The research team tackled the bAbI (pronounced "baby") benchmark dataset. The dataset is a collection of 20 sets of tasks intended for use by researchers who work with natural language processing, in particular "QA" tasks (which means question-and-answer, not quality assurance). The motivation for the dataset is that if researchers use a common set of tasks like bAbI, they’ll be able to compare results more easily. Note: We contacted the creators of the bAbI dataset and they told us that bAbI is not an acronym, but they intentionally embedded "AI" in the name.

Here is an example of one-supporting-fact bAbI QA tasks:

  1 Mary moved to the bathroom.
  2 John went to the hallway.
  3 Where is Mary?  bathroom  1
  4 Daniel went back to the hallway.
  5 Sandra moved to the garden.
  6 Where is Daniel?  hallway  4
  7 John moved to the office.
  8 Sandra journeyed to the bathroom.
  9 Where is Daniel?  hallway  4
  10 Mary moved to the hallway.
  11 Daniel travelled to the office.
  12 Where is Daniel?  office  11
  13 John went back to the garden.
  14 John moved to the bedroom.
  15 Where is Sandra?  bathroom  8

As the name bAbI suggests, the tasks are relatively simple -- for a human.
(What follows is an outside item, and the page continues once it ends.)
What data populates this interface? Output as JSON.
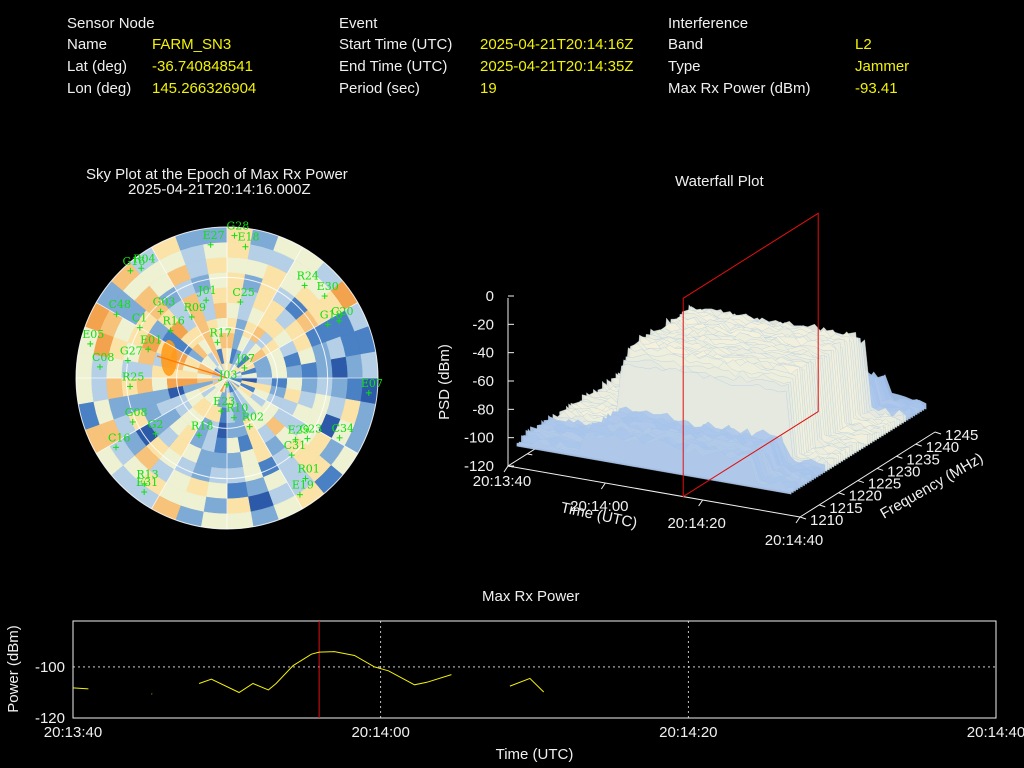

The number after the answer to a particular question is the number of the one statement that’s needed to answer the question. The bAbI tasks are challenging for a computer because the information must be read sequentially and remembered in order to be able to answer each question.

The MNM system showed impressive results on the bAbI tasks. The MNM model solved all of the tasks with near zero error, outperforming the previous best published results. The MNM system was also compared against a standard recurrent LSTM (long, short-term memory) with SALU (soft-attention lookup table) architecture. Multiple LSTM+SALU runs did not solve any bAbI task and converged to 77.5% mean error. Using same number of iterations, the MNM architecture solved 16.5 tasks on average and converged to a 9.5% mean error.

The MNM memory scheme and deep neural memory architectures in general are somewhat speculative and forward looking but appear very promising. McCaffrey noted, "Deep neural memory just feels right. Common NLP model architectures such as LSTM networks essentially store memory as a one-dimensional vector. This approach has clear limitations. But deep neural memory architectures such as MNM appear to have the potential to form the basis of very powerful language models."

In addition to the bAbI tasks, neural systems using MNM neural memory were shown to achieve strong performance on a wide variety of other learning problems, from supervised question answering to reinforcement learning.